NSF finance $4.4m grant to advance cybersecurity education

The National Science Foundation (NSF) has revealed it will be providing a $4.4m federal grant to educate the next generation of cybersecurity researchers and professionals.

The sizeable investment has been awarded to the University of Massachusetts Amherst (UMass Amherst), which they will employ to finance their CyberCorps Scholarship for Service (SFS) programme, which started in 2015, for a further five years. The grant will help to cultivate future cybersecurity experts, providing substantial financial support to assist students in launching their careers and giving them a clear path to jobs within the federal government.

The SFS programme is led by the College of Information and Computer Science’s (CICS) Brian Levine and is supported by co-investigators Marc Liberatore from CICS, and Dan Holcomb and Wayne Burleson from the electrical and computer engineering department in the College of Engineering.

Developing cybersecurity talent

The grant will support 31 undergraduate and graduate scholars in UMass Amherst’s nationally-recognised computer science and electrical and computer engineering degree programmes. The money will provide the students with full tuition and fees, a stipend ranging from $25,000 per year for undergrads to $34,000 per year for graduate students, and an additional professional development fund for one to three years of their degree programme.

Furthermore, the grant will enable students to partake in an internship at a federal agency during the summers and, upon graduation, will allow them to work full time at a federal agency for one to three years in a cybersecurity role, for which they will receive full pay and benefits.

Levine said: “This is a unique and potentially life-changing programme. Students have the opportunity to study without bearing the burden of the cost of education, intern with a federal agency, and then move directly to a good job, working for the common good by serving with a federal agency of their choice after graduation.”

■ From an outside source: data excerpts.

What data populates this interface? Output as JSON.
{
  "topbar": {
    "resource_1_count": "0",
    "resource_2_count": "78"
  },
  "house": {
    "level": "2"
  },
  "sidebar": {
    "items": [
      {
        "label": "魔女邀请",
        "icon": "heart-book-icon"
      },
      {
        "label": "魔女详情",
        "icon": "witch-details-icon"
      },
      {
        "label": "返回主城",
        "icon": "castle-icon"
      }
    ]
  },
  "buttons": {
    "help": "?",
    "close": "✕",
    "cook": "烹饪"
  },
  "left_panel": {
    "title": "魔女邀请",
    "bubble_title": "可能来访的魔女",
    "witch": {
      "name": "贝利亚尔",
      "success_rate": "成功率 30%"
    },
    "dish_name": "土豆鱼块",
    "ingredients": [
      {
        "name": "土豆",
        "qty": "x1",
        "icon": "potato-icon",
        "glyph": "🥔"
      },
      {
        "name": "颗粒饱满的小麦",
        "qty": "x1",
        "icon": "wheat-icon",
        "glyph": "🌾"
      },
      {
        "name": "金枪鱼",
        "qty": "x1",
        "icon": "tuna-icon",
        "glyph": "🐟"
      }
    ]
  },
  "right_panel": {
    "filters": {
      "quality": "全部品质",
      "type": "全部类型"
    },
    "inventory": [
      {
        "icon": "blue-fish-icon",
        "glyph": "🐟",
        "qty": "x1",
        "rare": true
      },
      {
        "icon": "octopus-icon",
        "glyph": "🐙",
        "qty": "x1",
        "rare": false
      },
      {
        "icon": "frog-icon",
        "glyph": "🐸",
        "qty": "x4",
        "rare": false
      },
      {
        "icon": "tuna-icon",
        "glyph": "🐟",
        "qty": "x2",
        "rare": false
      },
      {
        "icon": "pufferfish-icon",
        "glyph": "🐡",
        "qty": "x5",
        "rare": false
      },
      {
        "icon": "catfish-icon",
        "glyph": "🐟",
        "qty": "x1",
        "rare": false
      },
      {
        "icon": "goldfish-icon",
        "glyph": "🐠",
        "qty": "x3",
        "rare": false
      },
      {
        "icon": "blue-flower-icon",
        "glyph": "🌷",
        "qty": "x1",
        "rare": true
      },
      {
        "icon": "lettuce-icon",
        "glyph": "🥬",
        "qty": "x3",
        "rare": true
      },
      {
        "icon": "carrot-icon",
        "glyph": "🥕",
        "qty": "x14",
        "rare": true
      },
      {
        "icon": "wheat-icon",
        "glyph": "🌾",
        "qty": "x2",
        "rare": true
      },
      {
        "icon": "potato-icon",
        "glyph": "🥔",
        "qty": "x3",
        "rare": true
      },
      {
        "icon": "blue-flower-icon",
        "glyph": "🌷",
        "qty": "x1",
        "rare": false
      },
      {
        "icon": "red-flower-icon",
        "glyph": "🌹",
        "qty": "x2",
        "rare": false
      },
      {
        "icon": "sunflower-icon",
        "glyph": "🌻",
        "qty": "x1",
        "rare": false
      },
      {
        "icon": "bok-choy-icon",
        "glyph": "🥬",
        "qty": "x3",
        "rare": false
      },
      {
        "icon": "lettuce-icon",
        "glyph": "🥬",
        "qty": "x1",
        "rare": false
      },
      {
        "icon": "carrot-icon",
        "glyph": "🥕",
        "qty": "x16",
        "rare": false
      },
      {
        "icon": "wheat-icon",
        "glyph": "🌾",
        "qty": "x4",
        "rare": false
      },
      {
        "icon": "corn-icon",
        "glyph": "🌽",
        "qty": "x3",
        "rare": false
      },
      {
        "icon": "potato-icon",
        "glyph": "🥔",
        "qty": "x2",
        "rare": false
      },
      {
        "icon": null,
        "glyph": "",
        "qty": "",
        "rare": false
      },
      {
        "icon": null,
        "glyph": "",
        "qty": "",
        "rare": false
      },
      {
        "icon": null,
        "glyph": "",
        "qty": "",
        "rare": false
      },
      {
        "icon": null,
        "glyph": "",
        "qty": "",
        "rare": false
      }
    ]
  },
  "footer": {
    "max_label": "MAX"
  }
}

Supporting under-represented students

The programme will collaborate with a wide cohort of faculty and staff to recruit under-represented students from Bunker Hill Community College, Holyoke Community College and Springfield Technical Community College in Massachusetts, as well as Brookdale Community College in New Jersey.

Laura Haas, Dean of CICS, said: “In keeping with the CICS mission of computing for the common good, UMass’s SFS programme will not only continue to actively recruit and retain women and underrepresented minorities, but it is also redoubling its efforts to do so.”

The programme also includes a partnership with the Collaborative for Educational Services, which is a non-profit that recruits high school students for STEM careers, especially those of colour and from low-income backgrounds.

Sanjay Raman, Dean of the College of Engineering, said: “This programme will help create a new generation of cybersecurity professionals and researchers to address novel and challenging problems facing society. These students will help to modernise the Executive-branch workforce, advance science and technology at government laboratories, and secure our national defence.”